It was June 1990, Severance Green at Wellesley College. Blue sky, warm sunshine, graduating seniors and their families waiting to hear from two commencement honorees, Raisa Gorbachev, the wife of Russian premier Mikhail Gorbachev, and Barbara Bush, First Lady, wife of President George H. W. Bush. Local press and national networks were there to cover the event.
The following weekend, at the very same place, I would attend my class reunion, but on June 1st, I was at commencement in my role as WCVB-TV editorial director, to provide commentary to anchors Natalie Jacobson and Chet Curtis. I had just returned from a month in Eastern Europe and the Soviet Union, where, with editorialists from some of the nation’s leading newspapers and networks, we had interviewed government and opposition leaders, students and labor activists.
It was a time of optimism. The Berlin Wall had come down, and the unified city was holding its first elections. Soviet puppet governments were overthrown. In Moscow, we watched as Boris Yeltsin was named head of the Russian Supreme Soviet. In Bucharest, we visited polling places as Romanians waited hours in line to choose a replacement for dictator Nicholae Ceaucescu. And at Wellesley, 150 students were protesting that Barbara Bush should not be speaking because she was simply being recognized due to the achievements of her husband. But she was more than that, as we often saw when she differed publicly from her husband’s positions on social issues like abortion and gay rights.
Bush didn’t dodge the feminist dilemma raised by Wellesley’s protesters. The woman whose children called her “the enforcer” spoke of the importance of family as a foundation of society. She spoke of her work on literacy and her belief that the ability to read was step one in solving the world’s problems. She urged graduating seniors to cherish their human connections, without which life had little meaning.
In words that mean even more to me today, she said, “At the end of your life, you will never regret not having passed one more test, winning one more verdict, or not closing one more deal.

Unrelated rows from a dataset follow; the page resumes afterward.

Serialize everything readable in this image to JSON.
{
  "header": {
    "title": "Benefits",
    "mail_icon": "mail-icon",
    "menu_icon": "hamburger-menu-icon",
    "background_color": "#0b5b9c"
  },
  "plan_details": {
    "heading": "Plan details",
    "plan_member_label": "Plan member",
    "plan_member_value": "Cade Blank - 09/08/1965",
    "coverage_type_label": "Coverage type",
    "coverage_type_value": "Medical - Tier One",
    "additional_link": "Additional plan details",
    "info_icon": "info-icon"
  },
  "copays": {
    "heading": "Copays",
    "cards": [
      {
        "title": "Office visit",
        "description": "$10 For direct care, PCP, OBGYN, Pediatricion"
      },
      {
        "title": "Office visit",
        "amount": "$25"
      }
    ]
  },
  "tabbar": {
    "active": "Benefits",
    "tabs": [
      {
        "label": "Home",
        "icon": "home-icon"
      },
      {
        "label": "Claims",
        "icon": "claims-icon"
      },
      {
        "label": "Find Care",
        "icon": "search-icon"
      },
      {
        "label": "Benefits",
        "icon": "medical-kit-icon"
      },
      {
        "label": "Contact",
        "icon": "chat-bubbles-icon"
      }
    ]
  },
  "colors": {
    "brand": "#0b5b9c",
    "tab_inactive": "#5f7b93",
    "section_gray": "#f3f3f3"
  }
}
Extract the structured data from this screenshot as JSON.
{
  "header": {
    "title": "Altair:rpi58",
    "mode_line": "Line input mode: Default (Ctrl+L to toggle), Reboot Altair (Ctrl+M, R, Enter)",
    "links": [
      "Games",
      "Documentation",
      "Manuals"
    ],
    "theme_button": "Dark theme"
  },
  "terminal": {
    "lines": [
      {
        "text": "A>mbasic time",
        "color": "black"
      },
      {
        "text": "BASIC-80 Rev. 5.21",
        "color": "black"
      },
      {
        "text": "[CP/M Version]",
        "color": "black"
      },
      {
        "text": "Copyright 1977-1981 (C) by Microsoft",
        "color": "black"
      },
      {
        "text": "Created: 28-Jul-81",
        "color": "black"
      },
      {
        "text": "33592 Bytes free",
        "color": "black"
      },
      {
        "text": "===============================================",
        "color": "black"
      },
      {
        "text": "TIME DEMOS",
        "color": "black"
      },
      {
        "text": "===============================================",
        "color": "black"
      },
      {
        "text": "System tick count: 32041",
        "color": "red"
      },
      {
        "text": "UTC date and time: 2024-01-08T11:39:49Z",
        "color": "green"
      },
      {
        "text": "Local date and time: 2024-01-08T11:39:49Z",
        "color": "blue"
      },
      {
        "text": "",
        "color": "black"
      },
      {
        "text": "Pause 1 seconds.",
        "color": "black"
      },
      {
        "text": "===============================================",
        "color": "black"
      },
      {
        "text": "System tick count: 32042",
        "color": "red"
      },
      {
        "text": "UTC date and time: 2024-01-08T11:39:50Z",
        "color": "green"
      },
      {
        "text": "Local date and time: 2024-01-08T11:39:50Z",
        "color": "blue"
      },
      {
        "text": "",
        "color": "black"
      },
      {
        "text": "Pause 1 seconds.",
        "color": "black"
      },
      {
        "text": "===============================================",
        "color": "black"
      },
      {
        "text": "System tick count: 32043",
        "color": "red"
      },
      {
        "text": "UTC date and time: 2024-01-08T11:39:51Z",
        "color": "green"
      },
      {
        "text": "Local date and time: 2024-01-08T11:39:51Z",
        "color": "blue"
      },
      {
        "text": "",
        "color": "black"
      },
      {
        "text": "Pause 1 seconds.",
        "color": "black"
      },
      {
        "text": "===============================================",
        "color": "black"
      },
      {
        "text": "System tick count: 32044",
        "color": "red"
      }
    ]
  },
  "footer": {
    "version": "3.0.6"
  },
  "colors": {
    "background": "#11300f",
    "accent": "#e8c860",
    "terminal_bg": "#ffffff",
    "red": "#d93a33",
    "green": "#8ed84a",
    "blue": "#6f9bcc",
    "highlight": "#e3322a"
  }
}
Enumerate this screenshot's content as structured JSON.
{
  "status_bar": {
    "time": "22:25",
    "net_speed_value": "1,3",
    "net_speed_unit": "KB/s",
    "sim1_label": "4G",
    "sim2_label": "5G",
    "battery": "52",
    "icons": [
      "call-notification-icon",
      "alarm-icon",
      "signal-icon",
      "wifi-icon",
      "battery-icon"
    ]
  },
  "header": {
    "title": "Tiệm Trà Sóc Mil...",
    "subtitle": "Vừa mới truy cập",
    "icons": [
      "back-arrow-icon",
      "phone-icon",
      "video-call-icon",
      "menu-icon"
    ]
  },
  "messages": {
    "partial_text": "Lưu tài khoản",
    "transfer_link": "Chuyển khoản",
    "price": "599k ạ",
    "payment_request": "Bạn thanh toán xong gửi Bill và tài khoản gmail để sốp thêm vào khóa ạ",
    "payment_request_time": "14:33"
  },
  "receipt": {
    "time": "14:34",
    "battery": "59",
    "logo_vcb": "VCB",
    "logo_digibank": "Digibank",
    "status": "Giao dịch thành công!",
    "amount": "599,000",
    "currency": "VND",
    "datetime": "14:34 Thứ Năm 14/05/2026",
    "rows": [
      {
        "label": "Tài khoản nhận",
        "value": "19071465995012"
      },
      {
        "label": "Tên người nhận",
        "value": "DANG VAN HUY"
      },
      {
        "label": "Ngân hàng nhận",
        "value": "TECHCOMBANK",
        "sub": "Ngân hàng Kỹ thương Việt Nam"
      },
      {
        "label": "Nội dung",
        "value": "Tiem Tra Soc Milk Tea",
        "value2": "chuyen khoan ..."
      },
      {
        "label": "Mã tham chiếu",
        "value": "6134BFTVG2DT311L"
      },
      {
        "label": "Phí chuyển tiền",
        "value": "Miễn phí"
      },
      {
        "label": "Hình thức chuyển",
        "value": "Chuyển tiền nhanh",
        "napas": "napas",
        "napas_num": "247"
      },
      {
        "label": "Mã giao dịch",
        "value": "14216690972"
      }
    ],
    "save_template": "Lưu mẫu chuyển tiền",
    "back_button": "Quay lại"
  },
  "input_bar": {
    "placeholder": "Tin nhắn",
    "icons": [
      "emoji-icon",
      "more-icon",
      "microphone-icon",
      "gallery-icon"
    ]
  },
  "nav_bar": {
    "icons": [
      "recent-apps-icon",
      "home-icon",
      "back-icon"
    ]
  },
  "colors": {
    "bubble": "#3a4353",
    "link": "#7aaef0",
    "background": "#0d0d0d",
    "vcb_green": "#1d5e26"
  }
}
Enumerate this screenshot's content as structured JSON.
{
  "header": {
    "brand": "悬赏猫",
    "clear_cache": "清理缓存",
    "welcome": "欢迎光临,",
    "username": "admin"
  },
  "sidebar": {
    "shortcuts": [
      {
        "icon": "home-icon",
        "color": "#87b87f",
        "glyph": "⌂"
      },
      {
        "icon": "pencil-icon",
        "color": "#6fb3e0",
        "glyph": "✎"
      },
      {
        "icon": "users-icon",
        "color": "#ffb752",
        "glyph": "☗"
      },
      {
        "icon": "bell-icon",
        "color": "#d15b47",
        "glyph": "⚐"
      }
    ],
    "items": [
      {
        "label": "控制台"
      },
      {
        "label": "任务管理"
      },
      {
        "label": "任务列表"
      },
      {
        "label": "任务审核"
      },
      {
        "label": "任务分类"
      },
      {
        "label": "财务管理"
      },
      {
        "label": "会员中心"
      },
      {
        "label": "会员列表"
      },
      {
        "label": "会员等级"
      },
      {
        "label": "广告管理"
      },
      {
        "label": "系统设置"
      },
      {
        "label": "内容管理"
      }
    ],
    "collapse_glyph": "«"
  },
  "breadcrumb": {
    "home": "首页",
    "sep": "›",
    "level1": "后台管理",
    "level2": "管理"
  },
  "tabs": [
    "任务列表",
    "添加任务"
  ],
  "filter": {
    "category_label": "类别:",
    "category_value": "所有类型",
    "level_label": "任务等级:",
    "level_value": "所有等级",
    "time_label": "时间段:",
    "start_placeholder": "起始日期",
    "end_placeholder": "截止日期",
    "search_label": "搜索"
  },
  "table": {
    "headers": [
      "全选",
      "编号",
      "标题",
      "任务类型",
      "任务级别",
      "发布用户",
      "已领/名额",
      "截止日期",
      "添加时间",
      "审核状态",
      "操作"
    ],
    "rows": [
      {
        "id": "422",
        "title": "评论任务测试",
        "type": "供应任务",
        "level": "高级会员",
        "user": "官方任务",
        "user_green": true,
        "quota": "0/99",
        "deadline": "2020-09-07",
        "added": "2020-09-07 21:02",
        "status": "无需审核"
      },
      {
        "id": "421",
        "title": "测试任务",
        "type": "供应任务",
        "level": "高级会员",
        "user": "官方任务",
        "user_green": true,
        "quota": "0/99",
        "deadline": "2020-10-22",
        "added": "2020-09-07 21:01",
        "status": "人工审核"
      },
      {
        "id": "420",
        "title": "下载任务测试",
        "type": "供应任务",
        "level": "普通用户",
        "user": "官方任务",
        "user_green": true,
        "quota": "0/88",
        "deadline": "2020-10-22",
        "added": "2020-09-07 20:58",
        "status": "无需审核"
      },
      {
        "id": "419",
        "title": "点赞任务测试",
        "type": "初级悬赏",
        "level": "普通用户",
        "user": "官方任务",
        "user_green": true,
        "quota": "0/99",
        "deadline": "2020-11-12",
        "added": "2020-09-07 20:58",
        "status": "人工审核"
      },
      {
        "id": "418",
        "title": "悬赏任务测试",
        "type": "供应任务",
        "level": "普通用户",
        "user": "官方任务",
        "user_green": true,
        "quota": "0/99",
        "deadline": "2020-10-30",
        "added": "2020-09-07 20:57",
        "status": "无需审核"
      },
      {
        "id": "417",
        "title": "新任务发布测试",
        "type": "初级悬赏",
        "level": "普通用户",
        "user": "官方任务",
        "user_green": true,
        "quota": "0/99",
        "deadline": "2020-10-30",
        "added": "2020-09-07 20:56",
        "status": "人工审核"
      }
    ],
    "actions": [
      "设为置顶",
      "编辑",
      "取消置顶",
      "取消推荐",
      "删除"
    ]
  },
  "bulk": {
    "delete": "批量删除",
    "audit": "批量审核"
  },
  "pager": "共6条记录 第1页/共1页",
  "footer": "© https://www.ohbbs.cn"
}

You will regret time not spent with a husband, a child, a friend or a parent.”
There was, she said, no one right path to fulfillment as a woman. At the end she won them all over when she said, “Who knows? Somewhere out in this audience may even be someone who will one day follow in my footsteps and preside over the White House as the president’s spouse, and I wish him well.” She received a standing ovation.
Gorbachev, a former college professor, who had taken a career path, spoke about the mission of “peacemaking, humanism, mercy and kindness” and promoting understanding among nations.
The messages of the homemaker/volunteer and the professor/career woman were not that different. But behind the scenes, there was another story, told to me by a college administrator. Wellesley had prepared refreshments for the two women. Gorbachev, the woman from a self-proclaimed classless society, refused to partake in the same room as her staff. Bush, the matriarch of an American dynasty, happily shared arrangements with hers.
In the wake of her death, we hear Barbara Bush praised for her “authenticity.” Substitute the words “down to earth,” which is yet another reason she was widely admired. She was a woman in her own right, not just an appendage to her powerful husband of 73 years.